A particular brand of candy-coated chocolate comes in five different colors: brown, yellow, orange, green, and coffee. The manufacturer of the candy says the candies are distributed in the following proportions: brown - 40%, yellow - 20%, orange = 20%, and the remaining are split evenly between green and coffee. A random sample of 580 pieces of this candy are collected. Does this random sample provide evidence against the manufacturer’s claim? [Tweaked a bit from https://onlinecourses.science.psu.edu/stat500/node/56]
Null hypothesis: The true proportions of a particular brand of candy-coated chocolate match what the manufacturer states: brown - 40%, coffee - 10%, green - 10%, orange = 20%, and yellow - 20%.
Alternative hypothesis: The distribution of candy proportions differs from what the manufacturer states.
It’s important to set the significance level before starting the testing using the data. Let’s set the significance level at 5% here.
library(dplyr)
library(knitr)
library(ggplot2)
#download.file("https://raw.githubusercontent.com/ismayc/ismayc.github.io/master/teaching/sample_problems/candies.csv", destfile = "candies.csv")
candies <- read.csv("candies.csv")
prop.table(table(candies$candy_colors))
##
## brown coffee green orange yellow
## 0.386207 0.101724 0.082759 0.224138 0.205172
The bar below also shows the distribution of candy_colors
.
qplot(x = candy_colors, data = candies, geom = "bar")
These proportions all look relatively close to the expected distributions. The sample size is relatively big, so that might lead us to reject the null hypothesis. Green and orange both have observed proportions that may lead us to reject. Let’s make the guess that we will reject \(H_0\), but it might be close.

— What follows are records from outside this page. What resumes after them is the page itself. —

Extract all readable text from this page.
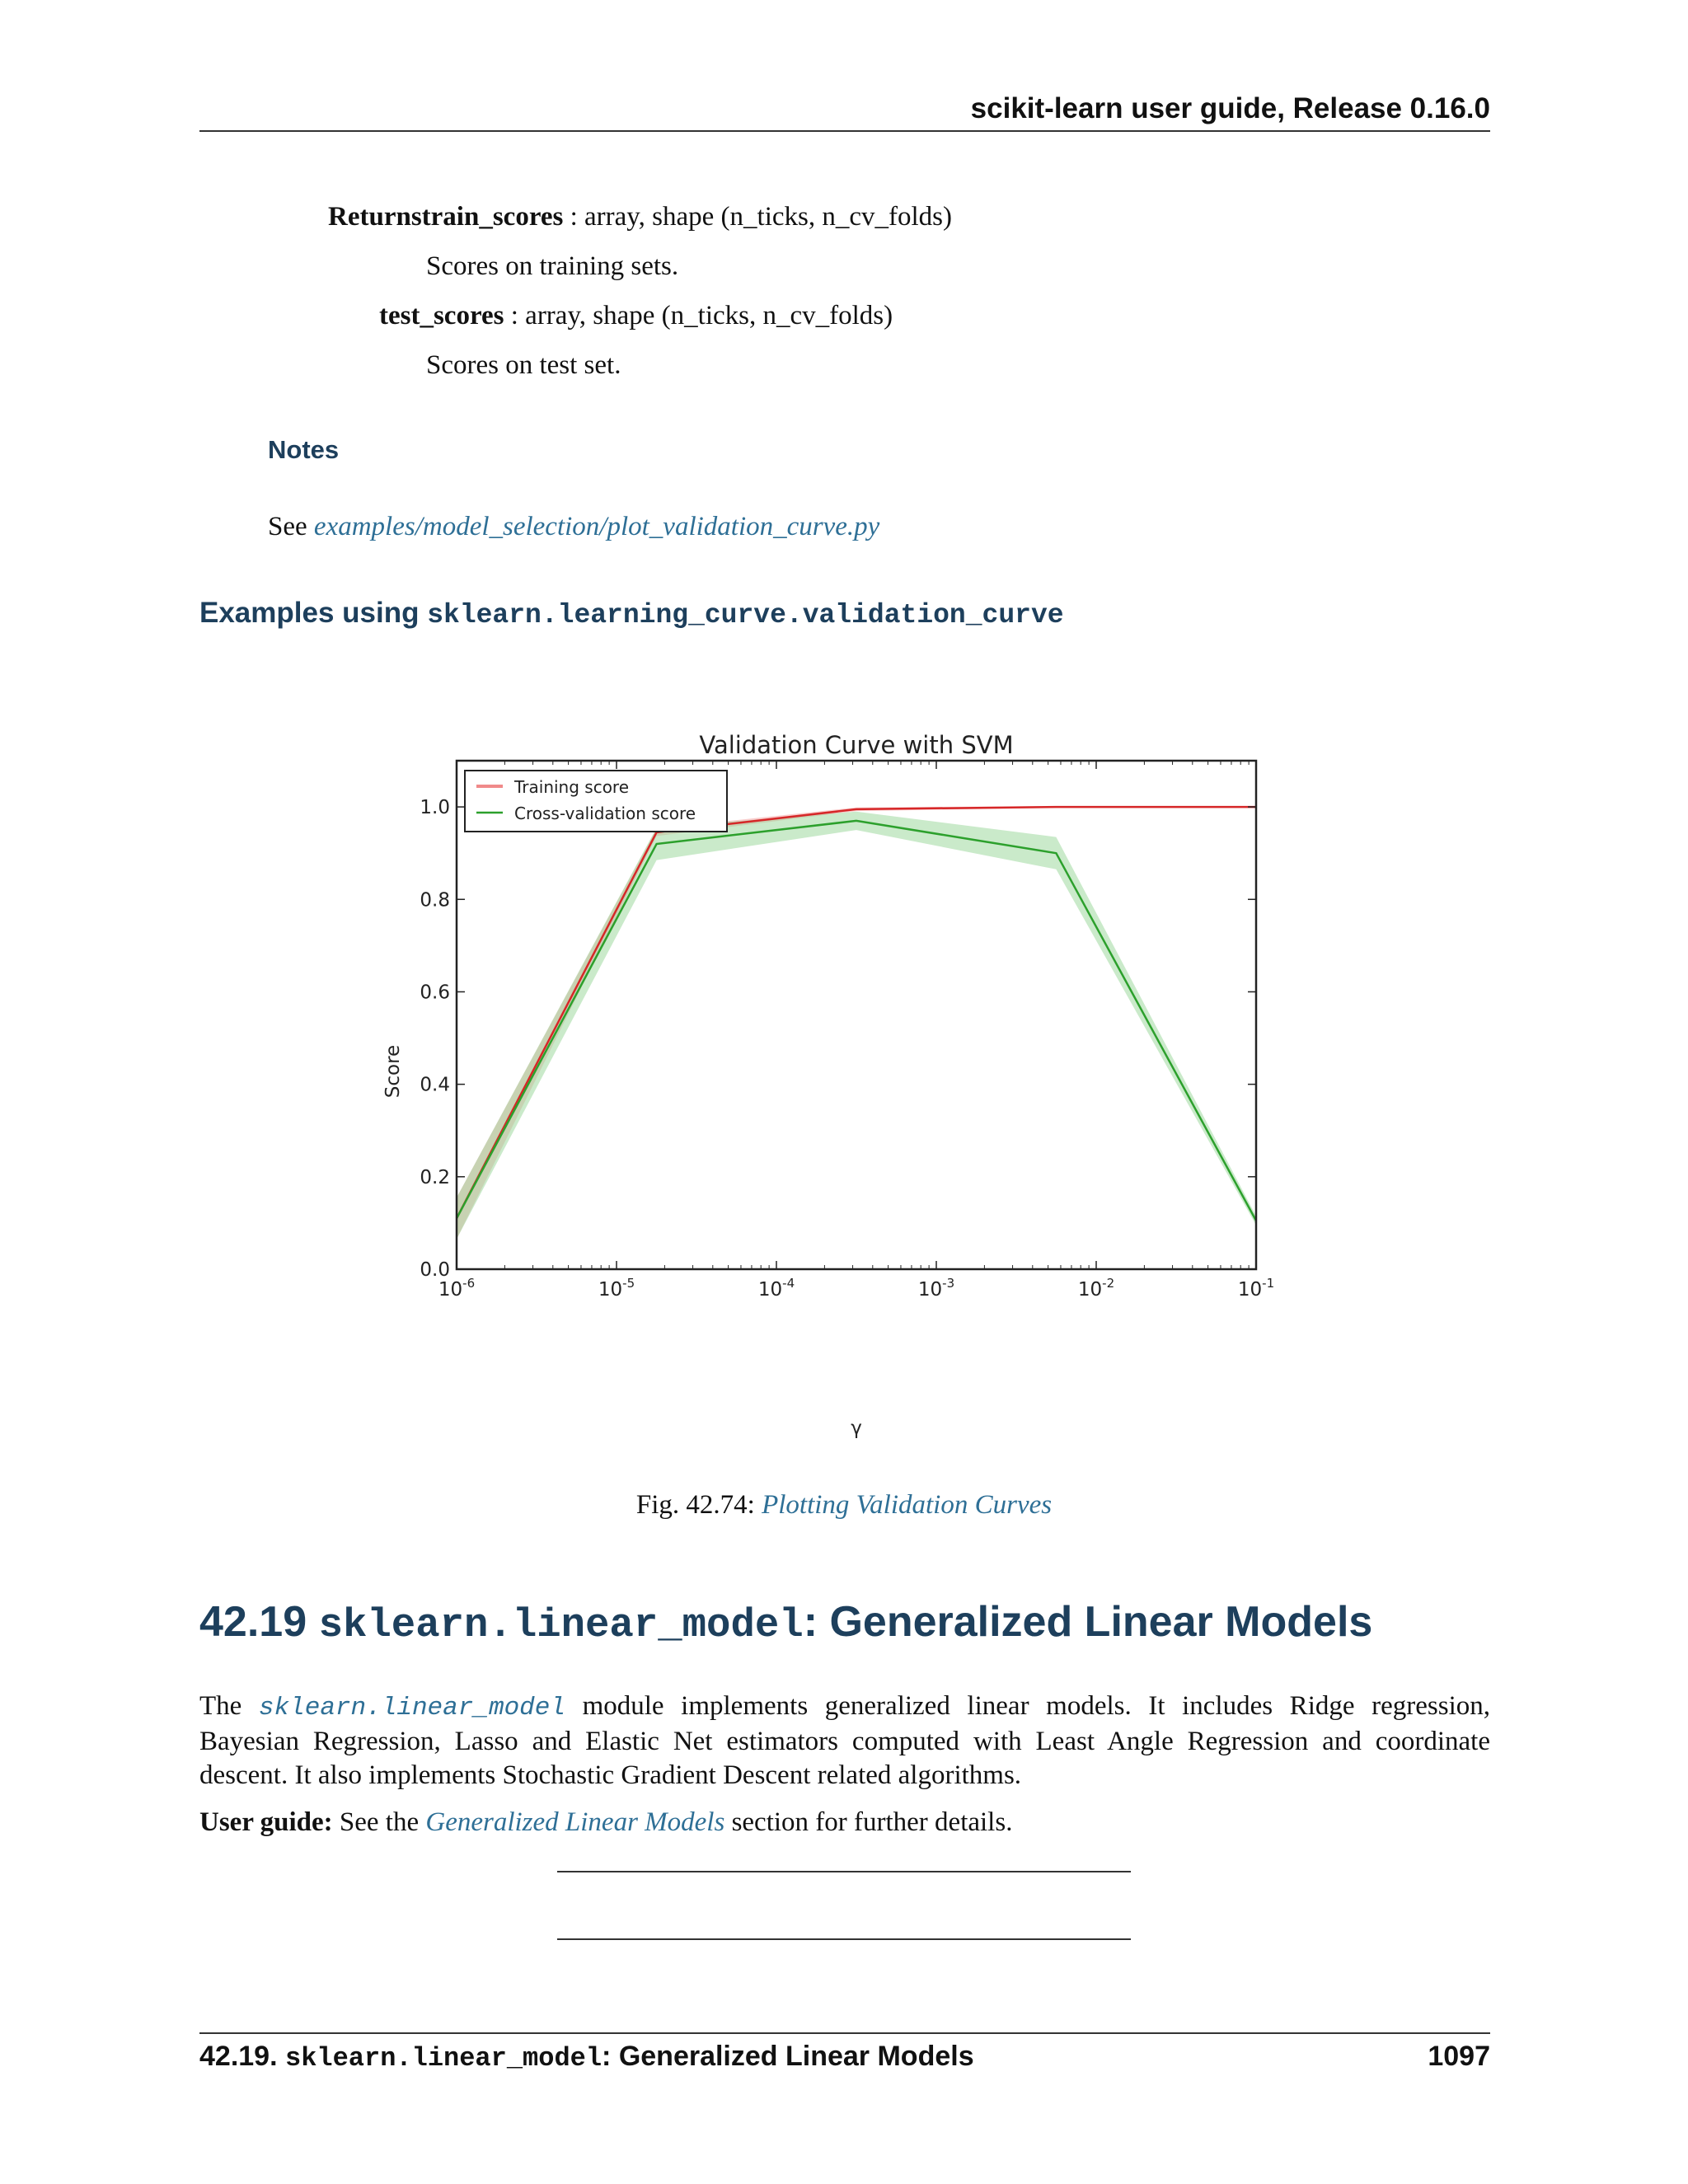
scikit-learn user guide, Release 0.16.0
Returnstrain_scores : array, shape (n_ticks, n_cv_folds)
Scores on training sets.
test_scores : array, shape (n_ticks, n_cv_folds)
Scores on test set.
Notes
See examples/model_selection/plot_validation_curve.py
Examples using sklearn.learning_curve.validation_curve
Validation Curve with SVM
$10^{-6}$	$10^{-5}$	$10^{-4}$	$10^{-3}$	$10^{-2}$	$10^{-1}$
0.0
0.2
0.4
0.6
0.8
1.0
Score
γ
Training score
Cross-validation score
Fig. 42.74: Plotting Validation Curves
42.19 sklearn.linear_model: Generalized Linear Models
The sklearn.linear_model module implements generalized linear models. It includes Ridge regression, Bayesian Regression, Lasso and Elastic Net estimators computed with Least Angle Regression and coordinate descent. It also implements Stochastic Gradient Descent related algorithms.
User guide: See the Generalized Linear Models section for further details.
42.19. sklearn.linear_model: Generalized Linear Models	1097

Remember that in order to use the shortcut (formula-based, theoretical) approach, we need to check that some conditions are met.
The cases are selected independently through random sampling so this condition is met.
Expected cell counts: All expected cell counts are at least 5.
\(580 \cdot 0.1 = 58\) and since 0.1 is the smallest expected proportion, this condition is met.
Degrees of freedom: The degrees of freedom must be at least 2.
There are five different groups of candy colors here so our degrees of freedom is 4.
The test statistic is a random variable based on the sample data. Here, we want to look at a way to measure the differences between what we actually observed for counts and what we expected for counts. The Pearson’s \(\chi^2\) test statistic does just this but looking at the ratio of the squared difference in observed minus expected counts divided by expected counts and then summing this ratio over all cells. If the conditions are met and assuming the null hypothesis is true, this test statistic follows a \(\chi^2\) distribution with \(k - 1\) degrees of freedom with \(k\) corresponding to the number of groups of the variable of interest.
\[ ( X^2 = \sum_{\text{all cells}} \dfrac{\text{(observed - expected)}^2}{\text{expected}} \sim \chi^2 (df = k - 1) \]
While one could compute this observed test statistic by “hand”, the focus here is on the set-up of the problem and in understanding which formula for the test statistic applies. The inference
function in the oilabs
package does not currently have a built-in analysis for the Goodness of Fit test. We instead will use the chisq.test
function:
chisq.test(x = table(candies$candy_colors),
p = c(0.4, 0.1, 0.1, 0.2, 0.2))
##
## Chi-squared test for given probabilities
##
## data: table(candies$candy_colors)
## X-squared = 3.78, df = 4, p-value = 0.44
We see here that the \(x^2_{obs}\) value is around 3.78 with 4 degrees of freedom.
The \(p\)-value—the probability of observing an \(x^2_{obs}\) value of 3.78 or more in our null distribution—is around 44%. This can also be calculated in R directly:
pchisq(3.78, df = 4, lower.tail = FALSE)
## [1] 0.4366
We, therefore, do not have sufficient evidence to reject the null hypothesis. Our initial guess that we would find evidence that the distribution differed compared to what was expected was incorrect. Based on this sample, we have do not evidence that the true proportions of candy colors for this type of candy is different from what the manufacturer claimed.